Yes, I almost corrected that one too... but that part of her argument is valid. She's trying to say that by giving the gift at FMV of 1,000,000 the giftor (eventual decedent) has deducted it from the exemtion equivalent (from what will be exempt from estate tax at death)
She DOES understand that the federal estate tax system is a UNIFIED gift and estate tax system. This is a system of transfer taxes ... (Either a gift during life, or the last gift, - the transfer of the estate, at death).
So, when someone does give a gift of over that 14,000 per year that's exempted, they are required to fill out a gift tax form, (although no tax is owed at that point), so that those lifetime gifts can be deducted from whatever is left in the estate, to see how much of that credit is left at death. ... Its a unified gift and estate transfer tax.

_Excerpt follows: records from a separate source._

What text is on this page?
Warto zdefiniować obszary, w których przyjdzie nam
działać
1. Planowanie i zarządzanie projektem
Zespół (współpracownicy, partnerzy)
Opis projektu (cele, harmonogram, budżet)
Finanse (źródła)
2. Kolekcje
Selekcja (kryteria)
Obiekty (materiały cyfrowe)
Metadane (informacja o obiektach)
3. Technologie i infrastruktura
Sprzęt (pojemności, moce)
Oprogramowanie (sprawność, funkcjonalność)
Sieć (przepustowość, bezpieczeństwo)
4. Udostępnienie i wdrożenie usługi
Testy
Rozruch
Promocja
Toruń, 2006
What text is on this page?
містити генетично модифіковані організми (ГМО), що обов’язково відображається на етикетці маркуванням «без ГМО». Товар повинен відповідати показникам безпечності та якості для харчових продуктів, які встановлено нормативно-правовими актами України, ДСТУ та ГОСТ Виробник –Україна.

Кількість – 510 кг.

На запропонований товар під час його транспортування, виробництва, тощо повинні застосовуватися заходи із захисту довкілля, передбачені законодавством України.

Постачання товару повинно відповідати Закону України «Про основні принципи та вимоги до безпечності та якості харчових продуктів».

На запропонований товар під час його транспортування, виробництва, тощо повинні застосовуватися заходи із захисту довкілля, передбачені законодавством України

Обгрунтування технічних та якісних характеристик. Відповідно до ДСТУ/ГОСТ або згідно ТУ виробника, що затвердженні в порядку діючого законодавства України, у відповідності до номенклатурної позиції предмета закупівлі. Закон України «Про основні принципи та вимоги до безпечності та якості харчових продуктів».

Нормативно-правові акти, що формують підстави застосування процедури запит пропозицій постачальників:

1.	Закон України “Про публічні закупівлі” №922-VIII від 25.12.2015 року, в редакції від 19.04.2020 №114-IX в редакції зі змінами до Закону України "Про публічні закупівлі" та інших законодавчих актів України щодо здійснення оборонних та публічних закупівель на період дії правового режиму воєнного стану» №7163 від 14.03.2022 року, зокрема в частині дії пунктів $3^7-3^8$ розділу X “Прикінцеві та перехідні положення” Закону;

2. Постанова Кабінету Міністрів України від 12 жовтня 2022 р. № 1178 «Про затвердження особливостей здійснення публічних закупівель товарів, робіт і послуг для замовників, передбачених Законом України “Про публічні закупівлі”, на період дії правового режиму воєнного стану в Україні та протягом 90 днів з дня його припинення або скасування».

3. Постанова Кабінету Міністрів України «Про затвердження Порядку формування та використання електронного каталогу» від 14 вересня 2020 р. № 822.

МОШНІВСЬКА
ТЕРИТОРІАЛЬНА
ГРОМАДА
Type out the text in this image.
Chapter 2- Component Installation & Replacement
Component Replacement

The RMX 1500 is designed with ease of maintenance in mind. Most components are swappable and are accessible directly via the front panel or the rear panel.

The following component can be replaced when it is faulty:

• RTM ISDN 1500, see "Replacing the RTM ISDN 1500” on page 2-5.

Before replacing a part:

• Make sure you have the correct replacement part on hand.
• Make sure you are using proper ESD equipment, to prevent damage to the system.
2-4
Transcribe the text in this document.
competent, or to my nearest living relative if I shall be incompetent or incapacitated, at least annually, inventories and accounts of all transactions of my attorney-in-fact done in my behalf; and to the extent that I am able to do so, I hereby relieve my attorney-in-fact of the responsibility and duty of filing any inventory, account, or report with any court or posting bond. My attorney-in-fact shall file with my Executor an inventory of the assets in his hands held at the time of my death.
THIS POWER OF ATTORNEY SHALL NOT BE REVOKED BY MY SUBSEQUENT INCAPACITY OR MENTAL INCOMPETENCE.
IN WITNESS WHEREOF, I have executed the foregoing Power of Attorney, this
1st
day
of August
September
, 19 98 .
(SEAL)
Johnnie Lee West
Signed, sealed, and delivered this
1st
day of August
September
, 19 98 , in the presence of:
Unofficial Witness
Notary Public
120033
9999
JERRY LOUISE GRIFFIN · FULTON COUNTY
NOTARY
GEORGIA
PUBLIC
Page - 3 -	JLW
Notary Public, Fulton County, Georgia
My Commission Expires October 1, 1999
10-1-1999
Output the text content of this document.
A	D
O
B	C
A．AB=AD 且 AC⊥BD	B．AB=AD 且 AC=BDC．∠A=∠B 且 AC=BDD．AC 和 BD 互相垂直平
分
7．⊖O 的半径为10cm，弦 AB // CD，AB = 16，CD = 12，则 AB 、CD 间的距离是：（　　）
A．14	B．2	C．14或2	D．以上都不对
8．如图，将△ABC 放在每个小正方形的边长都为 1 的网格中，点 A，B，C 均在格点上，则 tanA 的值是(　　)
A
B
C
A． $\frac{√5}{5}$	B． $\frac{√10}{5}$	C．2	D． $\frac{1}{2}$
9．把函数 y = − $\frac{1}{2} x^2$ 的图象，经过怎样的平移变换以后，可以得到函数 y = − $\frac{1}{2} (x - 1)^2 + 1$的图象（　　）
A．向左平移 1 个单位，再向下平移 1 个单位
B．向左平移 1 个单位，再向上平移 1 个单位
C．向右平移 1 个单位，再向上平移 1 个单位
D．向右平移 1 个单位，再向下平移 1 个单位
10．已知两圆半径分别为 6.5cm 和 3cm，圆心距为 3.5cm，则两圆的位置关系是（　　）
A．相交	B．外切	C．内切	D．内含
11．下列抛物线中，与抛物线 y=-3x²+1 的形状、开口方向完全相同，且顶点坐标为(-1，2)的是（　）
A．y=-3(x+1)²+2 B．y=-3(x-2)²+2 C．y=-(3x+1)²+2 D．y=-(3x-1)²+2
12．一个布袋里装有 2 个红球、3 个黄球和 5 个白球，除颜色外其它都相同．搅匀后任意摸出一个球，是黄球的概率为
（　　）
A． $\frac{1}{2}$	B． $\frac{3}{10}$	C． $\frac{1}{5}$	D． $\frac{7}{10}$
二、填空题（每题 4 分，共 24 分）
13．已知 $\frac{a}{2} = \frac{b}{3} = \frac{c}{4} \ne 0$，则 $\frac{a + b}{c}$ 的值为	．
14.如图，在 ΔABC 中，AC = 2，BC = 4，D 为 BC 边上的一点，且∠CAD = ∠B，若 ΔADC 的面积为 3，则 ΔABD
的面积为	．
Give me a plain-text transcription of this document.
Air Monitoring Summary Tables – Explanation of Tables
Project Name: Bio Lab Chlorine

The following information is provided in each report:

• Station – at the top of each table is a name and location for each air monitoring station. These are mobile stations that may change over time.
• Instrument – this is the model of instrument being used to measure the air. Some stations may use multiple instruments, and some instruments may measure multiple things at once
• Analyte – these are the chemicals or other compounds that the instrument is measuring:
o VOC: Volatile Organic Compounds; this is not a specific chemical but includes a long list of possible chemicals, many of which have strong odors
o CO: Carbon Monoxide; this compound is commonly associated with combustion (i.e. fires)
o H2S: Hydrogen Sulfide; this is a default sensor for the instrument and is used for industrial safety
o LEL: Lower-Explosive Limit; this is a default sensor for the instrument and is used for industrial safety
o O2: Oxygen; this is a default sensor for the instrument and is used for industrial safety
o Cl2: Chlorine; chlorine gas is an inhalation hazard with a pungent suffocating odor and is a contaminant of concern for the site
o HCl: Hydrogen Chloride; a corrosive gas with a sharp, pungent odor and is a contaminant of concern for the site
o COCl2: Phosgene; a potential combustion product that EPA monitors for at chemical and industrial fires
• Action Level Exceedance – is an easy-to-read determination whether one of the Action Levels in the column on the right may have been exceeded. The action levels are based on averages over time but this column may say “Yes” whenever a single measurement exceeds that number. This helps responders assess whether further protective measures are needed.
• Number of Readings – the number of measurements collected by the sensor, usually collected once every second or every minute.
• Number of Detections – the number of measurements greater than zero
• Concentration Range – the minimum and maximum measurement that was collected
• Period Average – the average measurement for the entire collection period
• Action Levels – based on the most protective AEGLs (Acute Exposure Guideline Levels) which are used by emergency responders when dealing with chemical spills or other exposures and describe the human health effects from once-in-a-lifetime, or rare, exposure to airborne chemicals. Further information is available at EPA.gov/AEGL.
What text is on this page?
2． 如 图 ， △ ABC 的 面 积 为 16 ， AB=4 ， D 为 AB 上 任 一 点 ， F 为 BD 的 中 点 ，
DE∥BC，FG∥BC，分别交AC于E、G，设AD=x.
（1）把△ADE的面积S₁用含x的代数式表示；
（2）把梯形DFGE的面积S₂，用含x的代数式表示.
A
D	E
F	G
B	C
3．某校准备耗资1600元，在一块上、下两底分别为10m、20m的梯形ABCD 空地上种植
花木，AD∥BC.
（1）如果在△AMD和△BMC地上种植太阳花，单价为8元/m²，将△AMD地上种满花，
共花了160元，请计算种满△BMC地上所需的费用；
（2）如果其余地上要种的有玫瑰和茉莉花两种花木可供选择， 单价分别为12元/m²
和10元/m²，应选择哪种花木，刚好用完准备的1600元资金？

So, for example, (and we'll leave the linking and portability issue out of this to make it simple) the exemption equivalent (the amount I can pass without having any estate tax) is $ 5,250,000. ... And lets say that I gifted $3,250,000 diring my life and died this year, and of course filled out the gift tax forms as I did, so that it could be tracked (accumulated against that future credit) ... That means that my estate can still be worth 2,000,000 before the next dollar has any estate tax.
She understands that part. That's why she said it's worth 2 million. What she should have said is "worth EFFECTIVELY 2 million," ... becuase giving that money away (because one must fill out those gift tax formsfor future reference) HAS reduced the credit that will be applied at death.
BUT where her logic is flawed, is in not understanding the the eventual capital gain on an inherited (which MAY have been well below the levels we're talking about here anyway) when sold IF SOLD AT ALL (an income tax
) is not interchangable with the
estate tax, a transfer tax.
How the transfer tax effects everything from tax policy, to economic impact, to fiscal policy ... is much more predictable than (and has completely different effects from) some POSSIBLE, potential future gain on sale of an asset.
The relationship she sees is spurious. They are related in that they only (MAY only) affect the same person.
Just because they sell more ice cream in Chicago in the summertime ... and crime goes up in the summertime ... doesn't mean the two are related. ... and it certainly doesn't mean that eating ice cream causes crime.
(That's the first definition/ description I ever heard regarding spurious relationships ... something that's very important when doing any real research to establish causation)
She assigning the setp up in basis and the estate tax a relationship that isn't there.